Still, his firm, Consumer Edge Research, gave the stock an overweight rating.
“We’re optimistic,” he said.
Analysts broke down a few things Tesla will need to do to persuade Wall Street that it will be profitable.
Colin Rusch, Wall Street analyst at Oppenheimer, who specializes in technology, said the No. 1 thing the company can do is increase its gross margin — “particularly on the Model 3, toward their target levels,” he said Monday on “Closing Bell.”
In the second quarter, Tesla produced more than 28,000 Model 3 sedans, a number that was triple the prior quarter. Still, many investors wonder if that was a one-off or if the company can continue producing a higher output rate.
Since the company’s IPO eight years ago, Tesla has only had two profitable quarters.
Tesla can also illustrate its worth to investors by showing what it’s doing with its working capital.
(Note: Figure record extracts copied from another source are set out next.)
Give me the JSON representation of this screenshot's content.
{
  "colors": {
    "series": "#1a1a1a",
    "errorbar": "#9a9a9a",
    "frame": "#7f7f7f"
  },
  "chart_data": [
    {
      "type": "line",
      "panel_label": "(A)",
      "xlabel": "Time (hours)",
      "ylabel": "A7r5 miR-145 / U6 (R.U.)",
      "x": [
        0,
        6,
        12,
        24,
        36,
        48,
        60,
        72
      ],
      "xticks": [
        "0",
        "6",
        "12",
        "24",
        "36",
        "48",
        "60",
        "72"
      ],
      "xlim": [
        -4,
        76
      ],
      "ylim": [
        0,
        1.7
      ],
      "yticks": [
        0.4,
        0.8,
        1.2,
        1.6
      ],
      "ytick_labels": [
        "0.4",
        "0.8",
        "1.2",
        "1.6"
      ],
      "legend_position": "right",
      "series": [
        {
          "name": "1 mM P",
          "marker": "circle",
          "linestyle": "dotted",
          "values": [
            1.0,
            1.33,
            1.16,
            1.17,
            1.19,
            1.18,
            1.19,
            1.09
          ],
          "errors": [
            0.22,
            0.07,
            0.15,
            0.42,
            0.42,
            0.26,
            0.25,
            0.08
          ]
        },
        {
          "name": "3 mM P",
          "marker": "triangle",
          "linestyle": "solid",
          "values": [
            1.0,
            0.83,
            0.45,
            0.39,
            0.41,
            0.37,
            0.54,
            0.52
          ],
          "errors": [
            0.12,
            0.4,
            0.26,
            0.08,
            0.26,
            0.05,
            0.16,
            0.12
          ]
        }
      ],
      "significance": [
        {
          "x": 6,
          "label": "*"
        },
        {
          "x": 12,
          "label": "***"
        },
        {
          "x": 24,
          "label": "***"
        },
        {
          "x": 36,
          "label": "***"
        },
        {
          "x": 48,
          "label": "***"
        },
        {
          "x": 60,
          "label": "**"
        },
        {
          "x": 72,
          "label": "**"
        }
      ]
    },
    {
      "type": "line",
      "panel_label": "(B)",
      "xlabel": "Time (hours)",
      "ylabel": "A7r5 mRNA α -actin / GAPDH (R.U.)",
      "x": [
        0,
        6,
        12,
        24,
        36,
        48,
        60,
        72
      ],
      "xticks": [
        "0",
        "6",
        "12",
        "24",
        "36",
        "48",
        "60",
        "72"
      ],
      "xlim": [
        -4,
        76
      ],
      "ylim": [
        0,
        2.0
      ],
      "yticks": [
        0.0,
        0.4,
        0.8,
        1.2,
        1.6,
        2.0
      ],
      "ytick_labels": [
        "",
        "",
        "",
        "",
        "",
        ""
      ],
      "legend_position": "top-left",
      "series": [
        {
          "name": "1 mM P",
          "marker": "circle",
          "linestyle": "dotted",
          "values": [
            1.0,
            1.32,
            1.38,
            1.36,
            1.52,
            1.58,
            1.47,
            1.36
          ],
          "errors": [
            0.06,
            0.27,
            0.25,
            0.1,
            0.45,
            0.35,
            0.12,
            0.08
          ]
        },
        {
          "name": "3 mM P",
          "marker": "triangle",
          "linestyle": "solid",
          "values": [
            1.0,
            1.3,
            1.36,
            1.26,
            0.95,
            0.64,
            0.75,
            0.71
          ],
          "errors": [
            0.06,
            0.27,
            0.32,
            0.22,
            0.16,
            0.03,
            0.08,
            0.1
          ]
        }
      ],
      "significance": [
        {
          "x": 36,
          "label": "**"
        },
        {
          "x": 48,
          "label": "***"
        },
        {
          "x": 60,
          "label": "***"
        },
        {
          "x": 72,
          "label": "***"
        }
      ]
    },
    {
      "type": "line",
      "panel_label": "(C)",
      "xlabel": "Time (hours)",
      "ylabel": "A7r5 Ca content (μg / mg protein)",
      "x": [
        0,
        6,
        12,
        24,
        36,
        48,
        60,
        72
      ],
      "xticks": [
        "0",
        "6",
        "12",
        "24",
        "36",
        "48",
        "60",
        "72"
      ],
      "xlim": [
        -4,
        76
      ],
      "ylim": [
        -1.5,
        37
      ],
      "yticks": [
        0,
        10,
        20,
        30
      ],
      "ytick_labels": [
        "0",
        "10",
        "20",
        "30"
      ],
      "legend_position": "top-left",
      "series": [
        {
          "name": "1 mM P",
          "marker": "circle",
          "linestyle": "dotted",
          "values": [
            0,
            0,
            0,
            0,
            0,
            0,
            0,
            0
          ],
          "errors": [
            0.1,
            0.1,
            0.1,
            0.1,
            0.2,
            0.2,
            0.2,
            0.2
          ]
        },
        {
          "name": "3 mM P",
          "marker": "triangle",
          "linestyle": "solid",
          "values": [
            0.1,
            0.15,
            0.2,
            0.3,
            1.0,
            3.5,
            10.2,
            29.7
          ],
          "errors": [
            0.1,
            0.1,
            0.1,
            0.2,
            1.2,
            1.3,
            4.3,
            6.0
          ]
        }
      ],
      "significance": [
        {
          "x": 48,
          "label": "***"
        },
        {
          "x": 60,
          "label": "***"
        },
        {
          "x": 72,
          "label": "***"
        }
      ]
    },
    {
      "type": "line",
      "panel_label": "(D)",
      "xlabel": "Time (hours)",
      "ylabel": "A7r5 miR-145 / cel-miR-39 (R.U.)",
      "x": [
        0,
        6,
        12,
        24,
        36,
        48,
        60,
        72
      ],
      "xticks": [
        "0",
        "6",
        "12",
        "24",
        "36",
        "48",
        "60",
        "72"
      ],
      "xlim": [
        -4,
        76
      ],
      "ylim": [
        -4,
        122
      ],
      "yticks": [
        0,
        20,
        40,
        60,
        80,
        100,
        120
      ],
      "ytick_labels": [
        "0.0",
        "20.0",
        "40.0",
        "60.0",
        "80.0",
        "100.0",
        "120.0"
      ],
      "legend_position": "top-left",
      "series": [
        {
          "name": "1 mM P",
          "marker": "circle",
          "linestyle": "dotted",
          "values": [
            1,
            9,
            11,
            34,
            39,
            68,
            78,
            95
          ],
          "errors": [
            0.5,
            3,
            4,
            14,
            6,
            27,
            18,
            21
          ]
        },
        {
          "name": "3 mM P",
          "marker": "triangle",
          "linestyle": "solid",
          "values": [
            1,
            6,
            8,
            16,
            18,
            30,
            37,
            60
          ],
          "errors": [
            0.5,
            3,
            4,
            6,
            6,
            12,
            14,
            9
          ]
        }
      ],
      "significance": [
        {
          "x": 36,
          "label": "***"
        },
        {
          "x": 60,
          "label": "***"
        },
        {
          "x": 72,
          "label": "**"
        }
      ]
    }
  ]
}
“They’ve had a positive working capital,” Rusch said. “As they ramp up, they need to continue to show that that’s the case.”
Tesla needs to “show that they’ve got enough runway on their short-term cash to meet their needs over the next 12 months,” Rusch said.
“The thing that we’re looking at are the 2019 SolarCity bonds that are due in November and where those are trading,” he said. “We think that’s a real indication of what the credit markets are looking at. And those are down. They’re yielding 10 percent right now. I think that suggests there’s an awful lot of concern around the liquidity for this organization.”